Release date- May 17, 2022.
Neruda on the Park by Cleyvis Natera is a multigenerational novel, set in New York, with flashbacks to the Dominican Republic. Set primarily in Nothar Park, a principally Dominican part of New York City, it follows the Guerreros. Vladimir and his wife, Eusebia, and his daughter, Luz have been living in Nothar Park for twenty years. However, the Park is going to be demolished for the construction of luxury condos, as a part of gentrification. Eusebia decides to orchestrate a series of crimes to stop the demolition. On the other hand, Luz, who has been fired form her job as an attorney/ legal associate, has her own issues to deal with, including a romance with the white developer of the luxury condos, and figuring out what she wants to do now.
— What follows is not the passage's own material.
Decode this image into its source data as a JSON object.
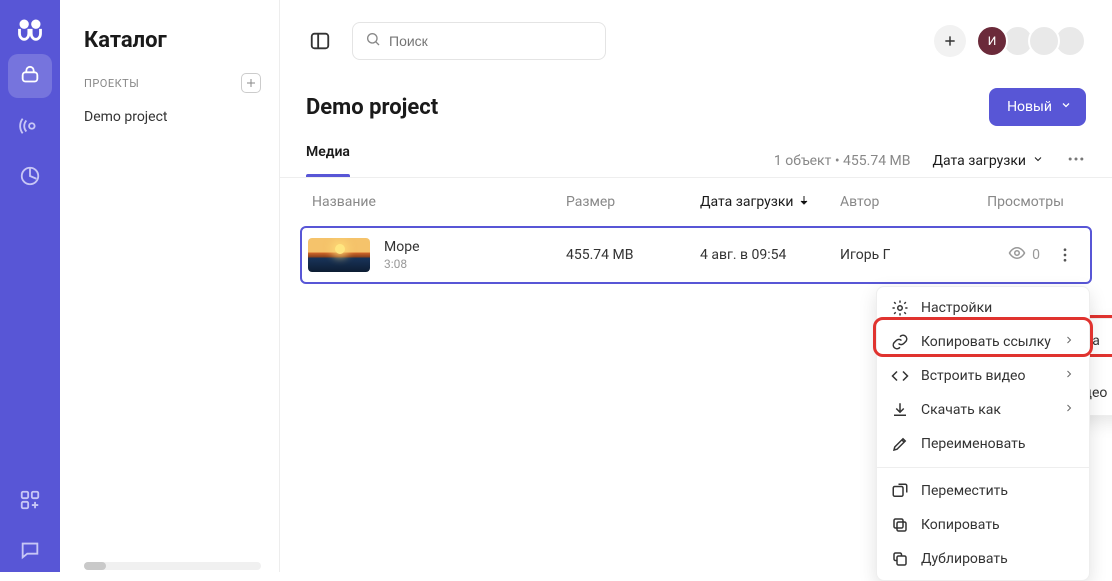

The novel is not focused on gentrification but more on the desperate methods that Eusebia adopts to hang on to her home. Narrated from the points of view of Eusebia and Luz, there are also three sisters in the neighborhood, nicknamed the Tongues, who function as Greek chorus, commenting on the story. One of the important themes for an immigrant is the idea of home. It can be liberating to call two places as home or it can feel limiting to understand which place is the actual home. Eusebia believes that Nothar Park is her home although Vladimir and Luz think that Eusebia and Vladimir would enjoy retiring to their home in the Dominican Republic. Being an immigrant, I can call India and the US home and the four cities that I have lived in the US are homes to me for different reasons. The idea of home is summed up as, “Home, she told herself, could be a place, a person, a feeling, at times, a profession, the end result of a long pursuit. A fluid thing, for sure, but precious.”
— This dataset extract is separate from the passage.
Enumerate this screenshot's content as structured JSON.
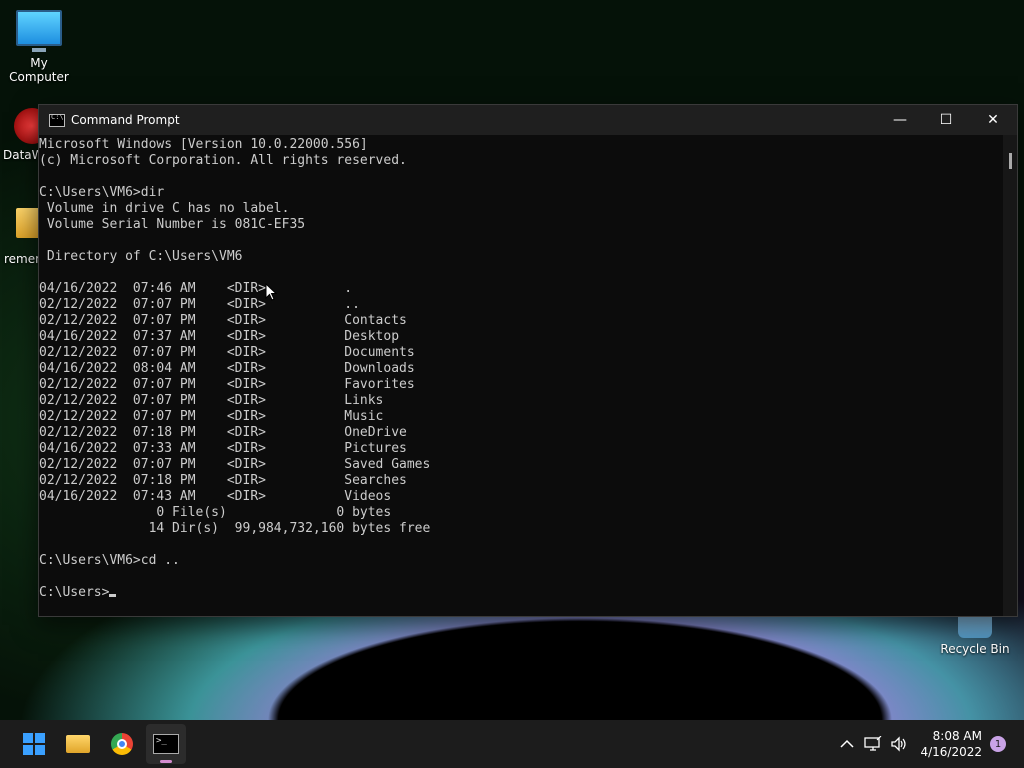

Another theme of the novel was how women can never win. Eusebia’s sister, Cuca, undergoes massive surgery after she found that her husband was unfaithful. When she returns to Nothar Park, Eusebia cannot fathom her sister’s motivation. Luz mentions that women will always be judged and scorned, whether they accept their bodies or decide to do surgery. The friendship between Luz and her neighbor/childhood friend, Angela is portrayed in all its messiness and complications. Both are from the same neighborhood but their lives take different paths because of their families and their choices and opportunities. Eusebia and Luz’s relationship is also chaotic since neither can understand the other’s motivation. Eusebia cannot fathom Luz’s choices to take time to figure out things and her relationship with Hudson. Eusebia’s suspicions are partly justified as Hudson struggles to understand the issues that Luz faces due to her race as well as her dislike of his project to create a futuristic place for people (who are wealthy and privileged) when climate change becomes a threat. Luz cannot understand Eusebia’s attachment to Nothar Park as she and Vladimir always assumed that they both will retire to Dominican Republic.
My only concern with the novel was the character development. I disliked Eusebia and I could not sympathize with her, despite understanding her motivations. At times, Luz’s actions did not make sense. I enjoyed her scenes with Hudson when she calls out his privilege. I also found it strange that Luz was so enamored with Hudson that she completely missed what was going on with her mother. Overall, the novel is a complex and intricate picture about immigrants, home, gentrification, and relationships. Definitely a strong recommendation.